Lantas apa makna dokumen itu? Itu mengungkap ihwal arah pembelanjaan uang negara. Di mana tertuang di dalamnya, secara umum, pemerintah pusat akan mengendalikan Rp1.670 triliun, dan Rp858,8 dikelola daerah dalam bentuk transfer daerah dan dana desa.
Nah merujuk fokus pemerintahan ke depan, maka dari dokumen itulah tampak bahwa dari Rp1.670 triliun belanja pusat itu, porsi yang dialokasikan ke kementerian/lembaga (K/L) sebesar Rp884,6 triliun. Selebihnya Rp785,4 untuk biaya non-K/L, antara lain, untuk subsidi dan bayar utang.

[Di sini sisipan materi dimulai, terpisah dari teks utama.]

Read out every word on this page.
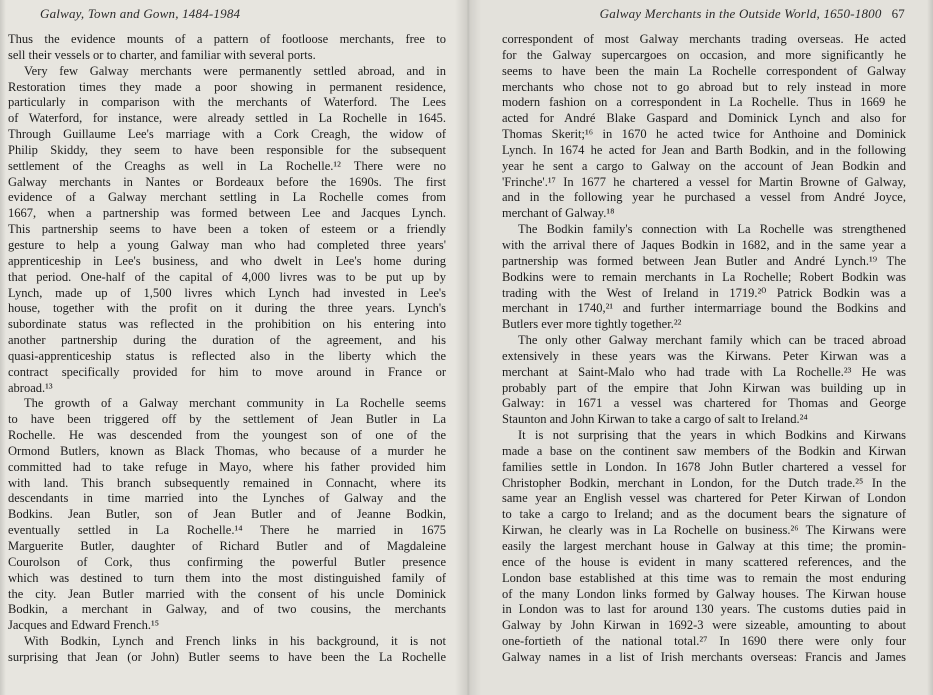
Galway, Town and Gown, 1484-1984
Thus the evidence mounts of a pattern of footloose merchants, free to
sell their vessels or to charter, and familiar with several ports.
Very few Galway merchants were permanently settled abroad, and in
Restoration times they made a poor showing in permanent residence,
particularly in comparison with the merchants of Waterford. The Lees
of Waterford, for instance, were already settled in La Rochelle in 1645.
Through Guillaume Lee's marriage with a Cork Creagh, the widow of
Philip Skiddy, they seem to have been responsible for the subsequent
settlement of the Creaghs as well in La Rochelle.¹² There were no
Galway merchants in Nantes or Bordeaux before the 1690s. The first
evidence of a Galway merchant settling in La Rochelle comes from
1667, when a partnership was formed between Lee and Jacques Lynch.
This partnership seems to have been a token of esteem or a friendly
gesture to help a young Galway man who had completed three years'
apprenticeship in Lee's business, and who dwelt in Lee's home during
that period. One-half of the capital of 4,000 livres was to be put up by
Lynch, made up of 1,500 livres which Lynch had invested in Lee's
house, together with the profit on it during the three years. Lynch's
subordinate status was reflected in the prohibition on his entering into
another partnership during the duration of the agreement, and his
quasi-apprenticeship status is reflected also in the liberty which the
contract specifically provided for him to move around in France or
abroad.¹³
The growth of a Galway merchant community in La Rochelle seems
to have been triggered off by the settlement of Jean Butler in La
Rochelle. He was descended from the youngest son of one of the
Ormond Butlers, known as Black Thomas, who because of a murder he
committed had to take refuge in Mayo, where his father provided him
with land. This branch subsequently remained in Connacht, where its
descendants in time married into the Lynches of Galway and the
Bodkins. Jean Butler, son of Jean Butler and of Jeanne Bodkin,
eventually settled in La Rochelle.¹⁴ There he married in 1675
Marguerite Butler, daughter of Richard Butler and of Magdaleine
Courolson of Cork, thus confirming the powerful Butler presence
which was destined to turn them into the most distinguished family of
the city. Jean Butler married with the consent of his uncle Dominick
Bodkin, a merchant in Galway, and of two cousins, the merchants
Jacques and Edward French.¹⁵
With Bodkin, Lynch and French links in his background, it is not
surprising that Jean (or John) Butler seems to have been the La Rochelle
Galway Merchants in the Outside World, 1650-1800 67
correspondent of most Galway merchants trading overseas. He acted
for the Galway supercargoes on occasion, and more significantly he
seems to have been the main La Rochelle correspondent of Galway
merchants who chose not to go abroad but to rely instead in more
modern fashion on a correspondent in La Rochelle. Thus in 1669 he
acted for André Blake Gaspard and Dominick Lynch and also for
Thomas Skerit;¹⁶ in 1670 he acted twice for Anthoine and Dominick
Lynch. In 1674 he acted for Jean and Barth Bodkin, and in the following
year he sent a cargo to Galway on the account of Jean Bodkin and
'Frinche'.¹⁷ In 1677 he chartered a vessel for Martin Browne of Galway,
and in the following year he purchased a vessel from André Joyce,
merchant of Galway.¹⁸
The Bodkin family's connection with La Rochelle was strengthened
with the arrival there of Jaques Bodkin in 1682, and in the same year a
partnership was formed between Jean Butler and André Lynch.¹⁹ The
Bodkins were to remain merchants in La Rochelle; Robert Bodkin was
trading with the West of Ireland in 1719.²⁰ Patrick Bodkin was a
merchant in 1740,²¹ and further intermarriage bound the Bodkins and
Butlers ever more tightly together.²²
The only other Galway merchant family which can be traced abroad
extensively in these years was the Kirwans. Peter Kirwan was a
merchant at Saint-Malo who had trade with La Rochelle.²³ He was
probably part of the empire that John Kirwan was building up in
Galway: in 1671 a vessel was chartered for Thomas and George
Staunton and John Kirwan to take a cargo of salt to Ireland.²⁴
It is not surprising that the years in which Bodkins and Kirwans
made a base on the continent saw members of the Bodkin and Kirwan
families settle in London. In 1678 John Butler chartered a vessel for
Christopher Bodkin, merchant in London, for the Dutch trade.²⁵ In the
same year an English vessel was chartered for Peter Kirwan of London
to take a cargo to Ireland; and as the document bears the signature of
Kirwan, he clearly was in La Rochelle on business.²⁶ The Kirwans were
easily the largest merchant house in Galway at this time; the promin-
ence of the house is evident in many scattered references, and the
London base established at this time was to remain the most enduring
of the many London links formed by Galway houses. The Kirwan house
in London was to last for around 130 years. The customs duties paid in
Galway by John Kirwan in 1692-3 were sizeable, amounting to about
one-fortieth of the national total.²⁷ In 1690 there were only four
Galway names in a list of Irish merchants overseas: Francis and James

Khusus terkait kesehatan, dalam APBN 2020 disebutkan angkanya Rp132,2 T atau naik 13 persen dari 2019. Jumlah tersebut dirincikan dari pusat 97,2 T dan daerah 34,9 T. Dengan anggaran tersebut, rencananya digunakan untuk memenuhi target penurunan angka stunting dari 30,8 persen ke 27,1%. Sedangkan penerima bantuan iuran BPJS (KIS) tetap di 96,8 juta orang. (jpp)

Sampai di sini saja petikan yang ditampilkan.